Dr Wright, working with colleagues at the School of Graduate Entry Medicine and Health in Derby, has shown that cells that react to cannabinoid compounds play an important role in normal gut function as well as the immune system’s inflammatory response.
“The body produces its own cannabinoid molecules, called endocannabinoids, which we have shown increase the permeability of the epithelium during inflammation, implying that overproduction may be detrimental,” said Dr Wright.

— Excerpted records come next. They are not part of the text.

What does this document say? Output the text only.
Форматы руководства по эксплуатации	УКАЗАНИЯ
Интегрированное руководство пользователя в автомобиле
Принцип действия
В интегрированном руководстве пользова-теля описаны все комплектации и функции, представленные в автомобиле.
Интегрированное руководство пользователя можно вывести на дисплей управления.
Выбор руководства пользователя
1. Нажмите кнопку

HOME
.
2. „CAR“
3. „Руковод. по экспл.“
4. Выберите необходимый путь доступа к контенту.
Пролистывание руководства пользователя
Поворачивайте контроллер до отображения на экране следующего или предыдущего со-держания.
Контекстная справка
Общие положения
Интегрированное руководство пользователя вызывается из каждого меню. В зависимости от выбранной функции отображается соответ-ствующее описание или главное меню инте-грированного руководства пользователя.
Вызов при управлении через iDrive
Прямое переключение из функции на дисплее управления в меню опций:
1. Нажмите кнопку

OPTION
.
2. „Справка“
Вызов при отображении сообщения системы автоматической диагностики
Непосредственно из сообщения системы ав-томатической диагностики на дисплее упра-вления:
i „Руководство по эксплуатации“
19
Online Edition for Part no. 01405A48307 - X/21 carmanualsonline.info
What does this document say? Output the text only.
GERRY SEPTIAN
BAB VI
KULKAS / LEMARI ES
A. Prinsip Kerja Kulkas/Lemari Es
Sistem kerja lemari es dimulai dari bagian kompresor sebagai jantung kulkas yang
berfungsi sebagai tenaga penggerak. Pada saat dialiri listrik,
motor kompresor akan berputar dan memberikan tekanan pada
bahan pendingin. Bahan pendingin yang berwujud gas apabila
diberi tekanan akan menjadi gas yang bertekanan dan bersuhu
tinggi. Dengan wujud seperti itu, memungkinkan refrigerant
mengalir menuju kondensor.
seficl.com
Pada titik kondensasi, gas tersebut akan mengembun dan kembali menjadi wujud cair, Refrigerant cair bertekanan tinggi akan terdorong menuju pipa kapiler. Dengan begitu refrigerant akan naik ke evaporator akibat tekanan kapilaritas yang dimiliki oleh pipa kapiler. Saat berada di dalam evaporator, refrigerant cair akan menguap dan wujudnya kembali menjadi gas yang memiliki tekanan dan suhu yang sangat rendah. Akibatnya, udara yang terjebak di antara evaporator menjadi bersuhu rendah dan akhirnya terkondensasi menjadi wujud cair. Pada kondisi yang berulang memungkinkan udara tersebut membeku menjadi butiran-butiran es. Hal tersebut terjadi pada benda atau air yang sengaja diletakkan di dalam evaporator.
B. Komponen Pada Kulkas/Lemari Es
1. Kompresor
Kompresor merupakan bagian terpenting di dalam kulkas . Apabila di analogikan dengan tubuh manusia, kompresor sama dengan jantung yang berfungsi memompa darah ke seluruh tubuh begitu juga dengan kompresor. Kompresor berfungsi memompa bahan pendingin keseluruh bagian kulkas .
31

“However, we were able to reverse this process using plant-derived cannabinoids, which appeared to allow the epithelial cells to form tighter bonds with each other and restore the membrane barrier.”
The research was carried out using cell cultures in a dish but, interestingly, when the team attempted to mimic the conditions of the gut by reducing the amount of oxygen in the cells’ environment, much lower concentrations of cannabinoid were needed to produce the same effect.
Dr Wright added: “What is also encouraging is that while THC has psychoactive properties and is responsible for the ‘high’ people experience when using cannabis, cannabidiol, which has also proved effective in restoring membrane integrity, does not possess such properties.”
The British Pharmacological Society (BPS) – the primary UK learned society concerned with research into drugs and the way they work – is hosting its annual Winter Meeting in London, attracting experts from across the world.
The three-day conference, running from 15 to 17 December 2009, will hear presentations on the latest pharmacological developments to tackle a range of conditions and diseases.